Family is supposed to be mutually supportive, a union to be cherished.
Home is supposed to be a physical place where you retire to safety after a
hard days work.
But, l am sincerely afraid that many modern homes can not be defined this way.
Many family relationships and physical homes can be likened to war zones
because of the hostile and a non-friendly atmosphere.
The unwelcome reactions most parents or older siblings receive from those
under their care, and the tireless demands of wants, other than needs have made
life in many homes unbearable.
Many providers to toxic family members normally feel ashamed and console
themselves by singing publicly with loud tones of “Home, Sweet Home!”
The tones in privacy are another story,and their hearts are heavy ridden with sorrow.
Their pockets are empty and their bank accounts are filled with never ending loans
and shylock threats in order to meet demands to suit ungrateful dependents.
It is not rare to hear of the , unfair responses on sms and WhatsApp ‘received,
from those they have tirelessly given up their dreams for, in order to feed,clothe,
and educate .No care or regard is given for physical and emotional sufferings
of the givers. Many a wife has remained for years in a toxic marriage, having
sacrificed her happiness in order to retain her image or for the sake of her children.
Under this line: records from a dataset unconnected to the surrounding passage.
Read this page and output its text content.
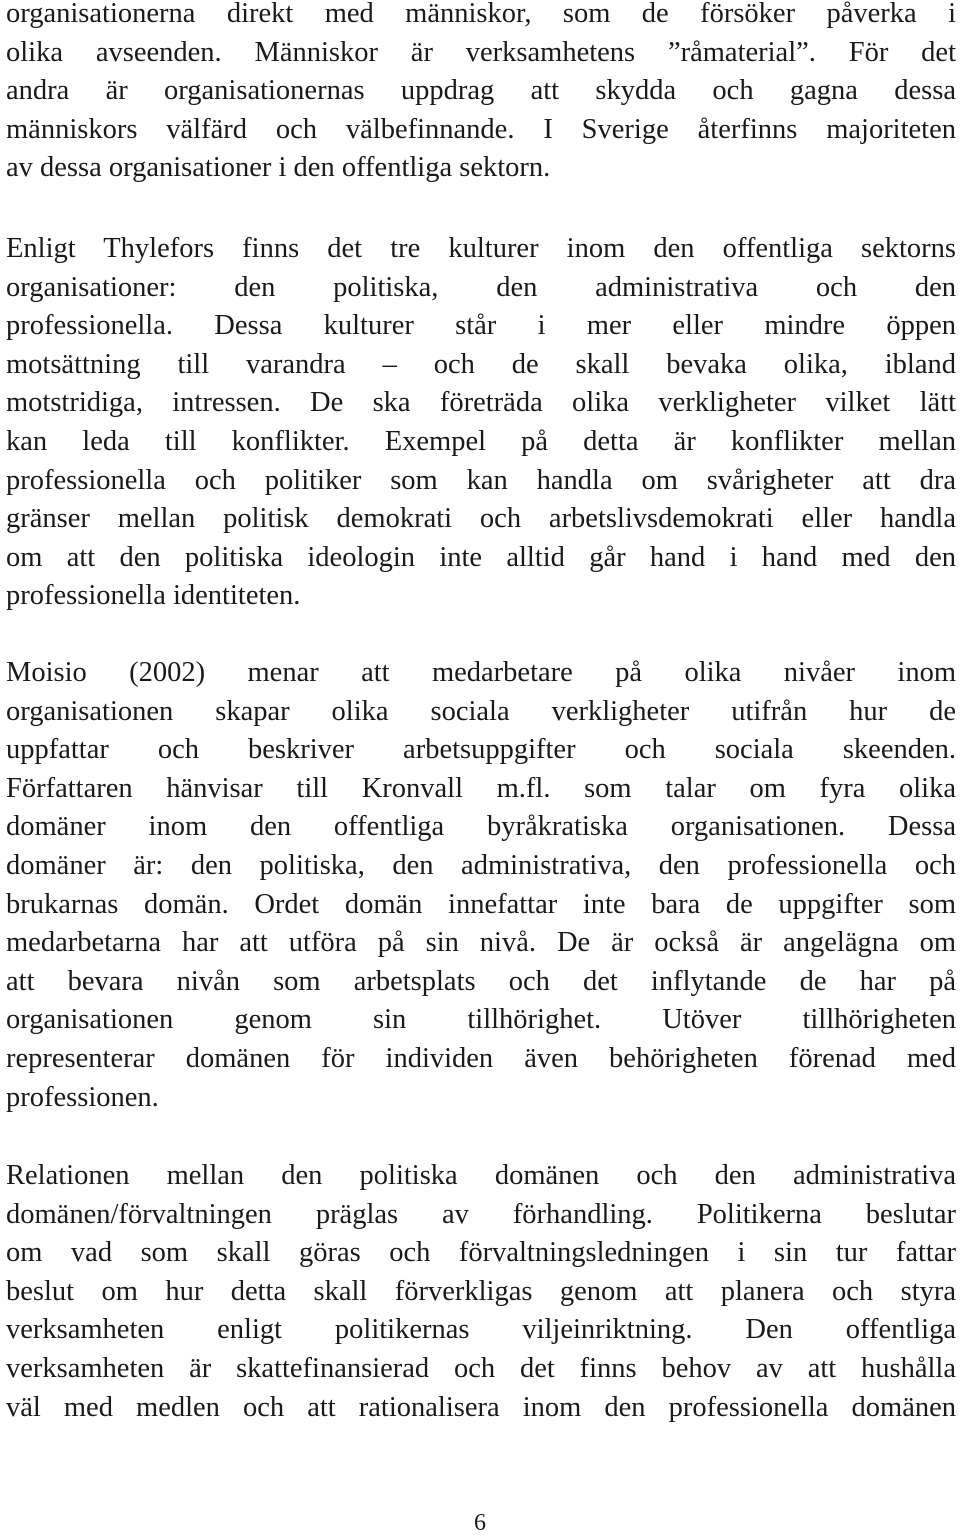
organisationerna direkt med människor, som de försöker påverka i
olika avseenden. Människor är verksamhetens ”råmaterial”. För det
andra är organisationernas uppdrag att skydda och gagna dessa
människors välfärd och välbefinnande. I Sverige återfinns majoriteten
av dessa organisationer i den offentliga sektorn.
Enligt Thylefors finns det tre kulturer inom den offentliga sektorns
organisationer: den politiska, den administrativa och den
professionella. Dessa kulturer står i mer eller mindre öppen
motsättning till varandra – och de skall bevaka olika, ibland
motstridiga, intressen. De ska företräda olika verkligheter vilket lätt
kan leda till konflikter. Exempel på detta är konflikter mellan
professionella och politiker som kan handla om svårigheter att dra
gränser mellan politisk demokrati och arbetslivsdemokrati eller handla
om att den politiska ideologin inte alltid går hand i hand med den
professionella identiteten.
Moisio (2002) menar att medarbetare på olika nivåer inom
organisationen skapar olika sociala verkligheter utifrån hur de
uppfattar och beskriver arbetsuppgifter och sociala skeenden.
Författaren hänvisar till Kronvall m.fl. som talar om fyra olika
domäner inom den offentliga byråkratiska organisationen. Dessa
domäner är: den politiska, den administrativa, den professionella och
brukarnas domän. Ordet domän innefattar inte bara de uppgifter som
medarbetarna har att utföra på sin nivå. De är också är angelägna om
att bevara nivån som arbetsplats och det inflytande de har på
organisationen genom sin tillhörighet. Utöver tillhörigheten
representerar domänen för individen även behörigheten förenad med
professionen.
Relationen mellan den politiska domänen och den administrativa
domänen/förvaltningen präglas av förhandling. Politikerna beslutar
om vad som skall göras och förvaltningsledningen i sin tur fattar
beslut om hur detta skall förverkligas genom att planera och styra
verksamheten enligt politikernas viljeinriktning. Den offentliga
verksamheten är skattefinansierad och det finns behov av att hushålla
väl med medlen och att rationalisera inom den professionella domänen
6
The church and some customs have also played a huge role where divorce is not accepted,
“till death do us part”, and even when it is a dangerous situation leading to “murder”or other
hurtful forms of domestic violence.
What about “toxic relationships”?
There are no open spaces to discuss this issue honestly because of the permanent beliefs:
“Blood is thicker than water”and “Do not wash your dirty linen in public”.
Unfortunately, by the time the giver admits,”Enough is Enough!”; they have
reached their end limits and have been insulted and financially milked “high and dry.”
This interwoven and contradictory situations are common experiences,for example:
where one is not allowed to question a father who disowned the family when they were
toddlers, even when he makes a full come back with hypocritical “forgiveness “requests,
or using the game of manipulating the offspring ,targeting their spiritual and
“Respect your father and mother so that your days may be long !”.The big question is;
even when they continue to be neglectful or exploitive?
Woe to you if you are an African because even if your father is wrong you must not talk
argue your case.
Woe to you if you are a woman !You must never question your parents credibility or honesty.
No! Accountability must not be addressed,it is your unconditional responsibility to take care
of them regardless of their bad behaviour.Refusal to do so and you face damnation,you are cursed!
“How dare you talk to your father like that?”.
It is totally unacceptable to discuss about how money you sent has been utilised, while you
slave away abroad.Whether it is squandered or given to the favourite mamas toxic sibling,
No discussions,no complaints for that is being disrespectful .
Toxic people have a refined way of accusing the wronged person and painting a very ,
dark,negative picture of the helper.Taking matters to the courts or Chief’s baraza will not
help since these are “birds of a feather”, or you have no proof as your assistance was
based on love ,trust and responsibility.
A toxic family member will never ,ever own up ,and will always discredit the slightest
hint of a discussion about the preceived problems.
Toxic family members are always the victim ,theirs is a self-pity game even if the very
matter is being summoned on your threshold ,legal “homestead” built by your
hard -earned savings they will find faults and blame you for their misfortunes.
Tips or steps to take.
Cutting off any close toxic family member ,when you finally feel “this is the last straw
on the Camel’s back”,will probably be one of the most challenging decisions you will
ever have to make in your life.
But , if you are in this state,the earlier you Take a drastic Action, the Better!
Feeding and entertaining toxic people, is like eating fatty foods and expecting
to be slim ,fit and healthy. it’s a “NO WIN stand.
▪Get rid of them and think about the consequences later.
▪Life is about taking risks ,if they are detrimental to your physical,spiritual,
emotional and financial status;there is really no better solution,than to tell
them to “vamoos!”or disappear out of your life.
▪Block and erase them from your social media pages lest they revenge with malice.
▪Futuristically, you are doing them a very big favour especially if they are in their
early 20’s.You are giving them the chance to start thinking and mayne,looking out
for new opportunities .Whether they start working for a living should not be your problem.
You are getting them to reconsider their status.
▪The Univers,the natural laws of survival and the world will now be able to shape,
correct,guide or deal with them appropriately.
Remember you are not guilty of negligence or responsible for their laziness and
Unmaskedstories are all about authenticity.
Writing about everyday life experiences,exposing hidden truths about our toxic loves was
this articles message.This openness is a form of self- therapy and part of a healing
process.It is a difficult and emotional decision but also a necessity.
We should prioritise our happiness and self-worth ,in order to be more creative, happy,
productive,active,sane,loving and kind
Too much association with toxic family loved ones can lead to serious illnesses like depression,
alcoholism and social dependency.”you soon become them!”
Loving others requires we love ourselves too.
Written with love,hugs and compassion other than bitterness.
“Bitterness is when you hide the hurt and fake a smile !!!!”